If you want to extract a single directory as a new Git repository, you're in
luck: git subtree split
was made specifically for you. You achieve this in two
steps: first create a branch in the parent repository that only contains commits
pertaining to the directory of choice, then push/pull those into a new, blank
repository:
cd big-repo
git subtree split --prefix dir-to-extract -b selective-history
You now have a new branch where dir-to-extract
is the root directory, and the
only commits are those from the original repository that pertains to files in
this directory.
NB! The resulting branch will only contain commits literally committing to
dir-to-extract/*
. If you've moved files into this directory, the history prior
to the move will be lost, and even renames will not be carried over by
git subtree
.
To make a new repository out of this, do the following:
mkdir slim-repo
cd slim-repo
git init
git pull ../big-repo selective-history:master
Voila! If you want to skip the local copy and just push the repo directly to
some upstream, like Github, the whole operation can be performed like so:
cd big-repo
git subtree split --prefix dir-to-extract -b selective-history
git push git@github.com:cjohansen/my-new-slim-repo.git selective-history:master
What if you wanted to extract not a single directory, but multiple ones? As far
as I can tell, git subtree
cannot help you.

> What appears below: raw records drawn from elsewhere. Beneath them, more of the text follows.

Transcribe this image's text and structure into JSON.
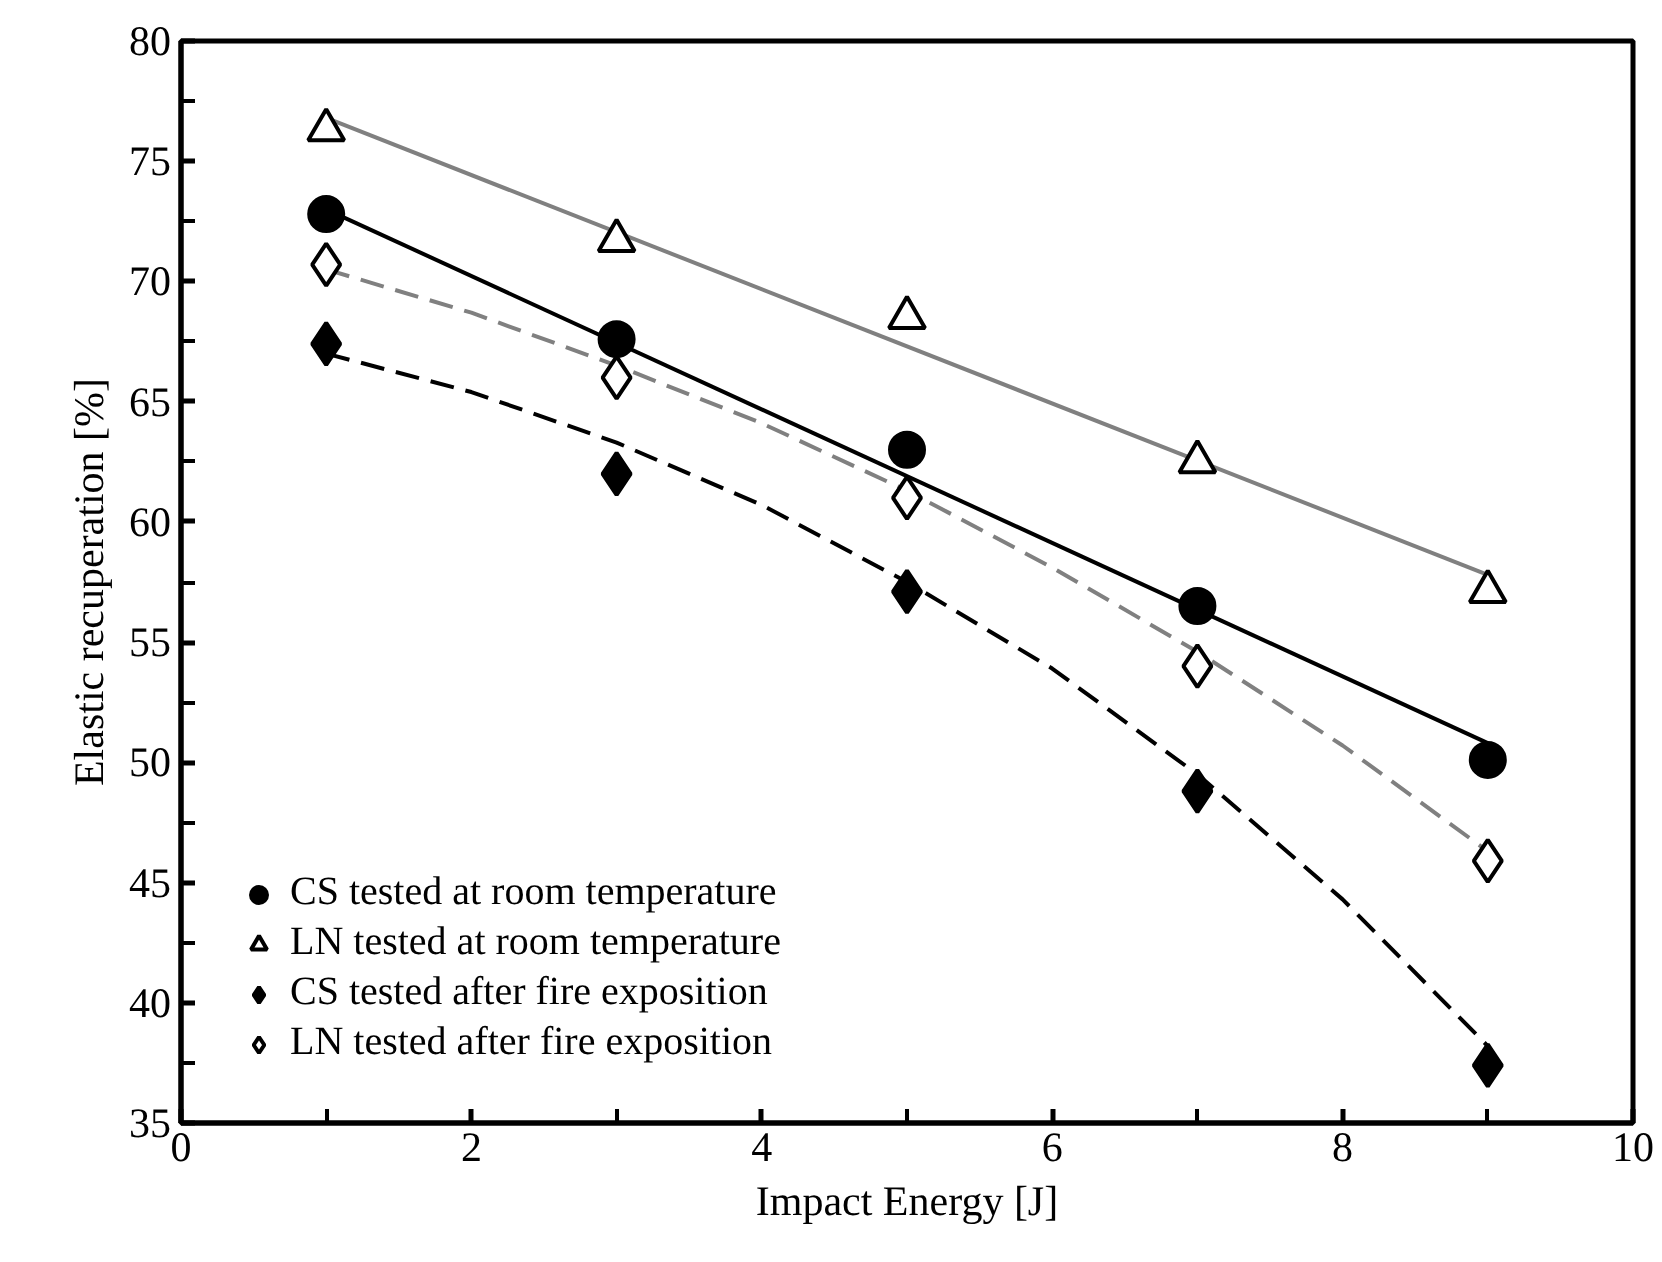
{
  "chart_data": {
    "type": "scatter",
    "xlabel": "Impact Energy [J]",
    "ylabel": "Elastic recuperation [%]",
    "xlim": [
      0,
      10
    ],
    "xticks": [
      0,
      2,
      4,
      6,
      8,
      10
    ],
    "ylim": [
      35,
      80
    ],
    "yticks": [
      35,
      40,
      45,
      50,
      55,
      60,
      65,
      70,
      75,
      80
    ],
    "grid": false,
    "legend": "bottom left",
    "series": [
      {
        "name": "CS tested at room temperature",
        "color": "#000000",
        "marker": "circle",
        "x": [
          1,
          3,
          5,
          7,
          9
        ],
        "values": [
          72.8,
          67.6,
          63.0,
          56.5,
          50.1
        ]
      },
      {
        "name": "LN tested at room temperature",
        "color": "#ffffff",
        "marker": "triangle",
        "x": [
          1,
          3,
          5,
          7,
          9
        ],
        "values": [
          76.3,
          71.7,
          68.5,
          62.5,
          57.1
        ]
      },
      {
        "name": "CS tested after fire exposition",
        "color": "#000000",
        "marker": "diamond",
        "x": [
          1,
          3,
          5,
          7,
          9
        ],
        "values": [
          67.4,
          62.0,
          57.1,
          48.8,
          37.4
        ]
      },
      {
        "name": "LN tested after fire exposition",
        "color": "#ffffff",
        "marker": "diamond",
        "x": [
          1,
          3,
          5,
          7,
          9
        ],
        "values": [
          70.7,
          66.0,
          61.0,
          54.0,
          45.9
        ]
      },
      {
        "type": "line",
        "color": "#000000",
        "line_style": "solid",
        "x": [
          1,
          9
        ],
        "values": [
          73.0,
          50.8
        ]
      },
      {
        "type": "line",
        "color": "#808080",
        "line_style": "solid",
        "x": [
          1,
          9
        ],
        "values": [
          76.8,
          57.8
        ]
      },
      {
        "type": "line",
        "color": "#000000",
        "line_style": "dashed",
        "x": [
          1,
          2,
          3,
          4,
          5,
          6,
          7,
          8,
          9
        ],
        "values": [
          67.0,
          65.4,
          63.3,
          60.7,
          57.5,
          53.9,
          49.5,
          44.3,
          38.2
        ]
      },
      {
        "type": "line",
        "color": "#808080",
        "line_style": "dashed",
        "x": [
          1,
          2,
          3,
          4,
          5,
          6,
          7,
          8,
          9
        ],
        "values": [
          70.5,
          68.7,
          66.5,
          64.1,
          61.3,
          58.1,
          54.6,
          50.7,
          46.3
        ]
      }
    ]
  }
}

But
git filter-branch
can.
filter-branch
can remove and/or rewrite commits in your repository on various
criteria.
To keep only history related to two or more directories, we can use
--tree-filter
in combination with find
. This way, we will effectively walk
through each and every commit in the repository, removing files that are not the
ones we want, and recreate the commit. This will likely reduce in quite a few
empty commits, and those can be removed with --prune-empty
:
git clone git@github.com:cjohansen/some-fat-repo.git
cd some-fat-repo
git filter-branch \
--tree-filter 'find . ! \( -path "./terraform*" -o \
-path "./packer*" -o \
-path "./.git*" -o \
-path "." \) \
-exec rm -fr {} +' \
--prune-empty \
HEAD
This might take some time. When it's done, you'll have a slimmed down repo with
only the files in the terraform
and packer
directories, as well as only
commits pertaining to those directories.